A sob burst out of her throat.
God, she was so angry with him.
• • •
WALKER had just escorted the last of his charges home and was about to head into the infirmary to look in on Tyler when he glimpsed Marlee and Toby in the White Zone. They were both involved in their own activities and didn’t see him, for which he was thankful. Leaning against the outer wall of the den, the stone covered with a fine fern that meant it was invisible to aerial surveillance, he drew in a long, deep breath and fought the urge to wrench both children into his arms.
So quickly, he could’ve lost Tyler today.
Releasing the breath he’d taken, he turned to look at the woman who walked toward him, frowning when he realized he hadn’t sensed her unt
il she was almost to him.
“Tyler’s awake.” She joined him against the stone of the den. “He doesn’t remember what happened, which is a blessing, I think.”
Reaching down, he closed his fingers over hers, found them chilled. “How are you?” Her face was drawn, lines of strain around her mouth. “Sienna’s power didn’t replenish you?”
“I didn’t need it. This was more about unmitigated concentration.” She broke their handclasp to wave at Marlee when their daughter looked over.
“And you?” Lara asked softly once Marlee had returned to her conversation with her friends. “It must’ve been terrifying to see Tyler collapse, begin to suffocate.”
The fact was, Walker’s mind had slid into a hyper-calm phase the instant he realized what was happening, his emotions under lockdown. He’d made sure the boy’s airway wasn’t totally closed, given orders for the two oldest in his group to take care of the others, and then he’d gone to Lara. All the while, a fierce protective fury had raged beneath the calm. He would not lose any more children under his command.
Not as he’d lost so many of the child Arrows, their bodies and minds breaking under the pitiless regime of training, no matter what Walker did to alleviate their suffering. He remembered each and every face, each and every name. They haunted him. He refused to add another ghost to their number.

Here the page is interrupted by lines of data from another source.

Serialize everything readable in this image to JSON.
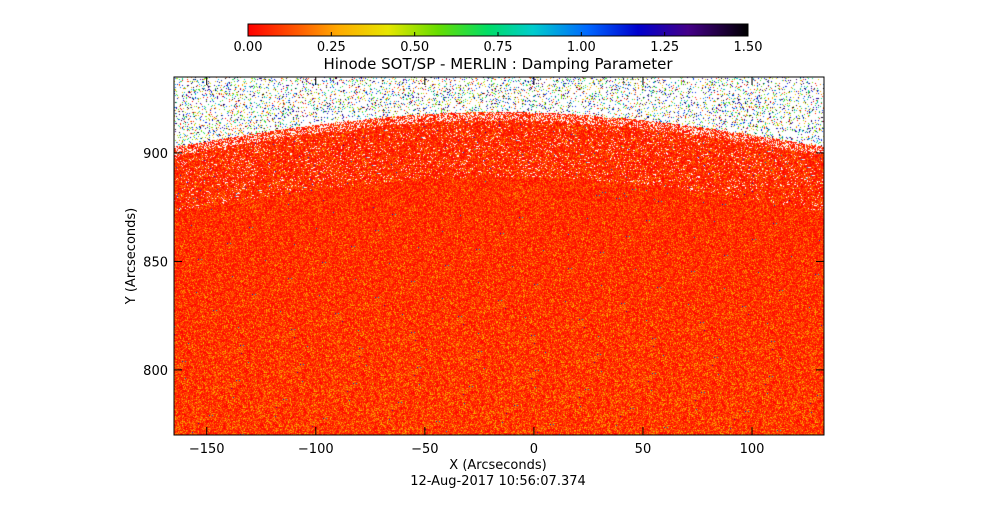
{
  "chart_data": {
    "type": "heatmap",
    "title": "Hinode SOT/SP - MERLIN : Damping Parameter",
    "xlabel": "X (Arcseconds)",
    "ylabel": "Y (Arcseconds)",
    "xlim": [
      -165,
      133
    ],
    "ylim": [
      770,
      935
    ],
    "x_ticks": [
      -150,
      -100,
      -50,
      0,
      50,
      100
    ],
    "x_tick_labels": [
      "−150",
      "−100",
      "−50",
      "0",
      "50",
      "100"
    ],
    "y_ticks": [
      800,
      850,
      900
    ],
    "y_tick_labels": [
      "800",
      "850",
      "900"
    ],
    "colorbar": {
      "range": [
        0.0,
        1.5
      ],
      "ticks": [
        0.0,
        0.25,
        0.5,
        0.75,
        1.0,
        1.25,
        1.5
      ],
      "tick_labels": [
        "0.00",
        "0.25",
        "0.50",
        "0.75",
        "1.00",
        "1.25",
        "1.50"
      ],
      "colormap": "rainbow (red → orange → yellow → green → cyan → blue → purple → black)"
    },
    "field_description": {
      "typical_value_range": [
        0.0,
        0.3
      ],
      "dominant_color": "#ff0000",
      "limb_arc_y_at_center": 919,
      "limb_arc_y_at_edges": 903,
      "off_limb_background": "#ffffff"
    },
    "timestamp": "12-Aug-2017 10:56:07.374",
    "grid": false,
    "legend": "colorbar at top"
  }
}
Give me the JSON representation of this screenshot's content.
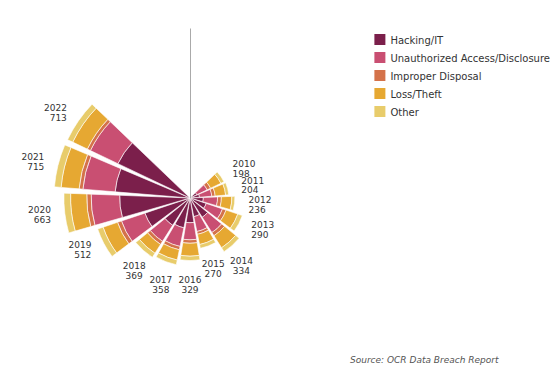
{
  "chart_data": {
    "type": "radial_bar",
    "categories": [
      "2010",
      "2011",
      "2012",
      "2013",
      "2014",
      "2015",
      "2016",
      "2017",
      "2018",
      "2019",
      "2020",
      "2021",
      "2022"
    ],
    "series": [
      {
        "name": "Hacking/IT",
        "color": "#7b1f4b",
        "values": [
          40,
          50,
          70,
          90,
          120,
          100,
          130,
          160,
          170,
          250,
          370,
          395,
          420
        ]
      },
      {
        "name": "Unauthorized Access/Disclosure",
        "color": "#c94f72",
        "values": [
          60,
          65,
          75,
          90,
          95,
          80,
          90,
          100,
          100,
          130,
          150,
          170,
          160
        ]
      },
      {
        "name": "Improper Disposal",
        "color": "#d4724a",
        "values": [
          20,
          18,
          20,
          20,
          20,
          15,
          18,
          18,
          19,
          22,
          23,
          20,
          18
        ]
      },
      {
        "name": "Loss/Theft",
        "color": "#e6a832",
        "values": [
          60,
          55,
          55,
          65,
          75,
          55,
          68,
          55,
          55,
          80,
          85,
          95,
          85
        ]
      },
      {
        "name": "Other",
        "color": "#e8cc6b",
        "values": [
          18,
          16,
          16,
          25,
          24,
          20,
          23,
          25,
          25,
          30,
          35,
          35,
          30
        ]
      }
    ],
    "totals": [
      198,
      204,
      236,
      290,
      334,
      270,
      329,
      358,
      369,
      512,
      663,
      715,
      713
    ],
    "annotations": [
      "Source: OCR Data Breach Report"
    ],
    "ylim": [
      0,
      893.75
    ],
    "stacked": true,
    "data_labels": true,
    "tick_labels": false,
    "grid": false,
    "legend": "upper right"
  }
}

When he opened his mouth, however, what came out was, “I’m fine,” and it was a response fed by the decades he’d lived in the cage of Silence, his mind still on autopilot. “I’d like to see him.” He reached for her hand again, needing her on a visceral level.
Lara folded her arms.
Every muscle in his body froze, and he barely heard her say, “Tyler would enjoy a visit,” through the rush of blood in his ears.
“What’s wrong?” Only once before—during their turbulent courtship—had Lara pulled away from him. That day, he’d drowned in bleak despair; today, a hot flame of anger licked at him. Because he knew she’d only do something like that if she was hurting. And still she didn’t speak, didn’t tell him what had wounded her. “Lara.”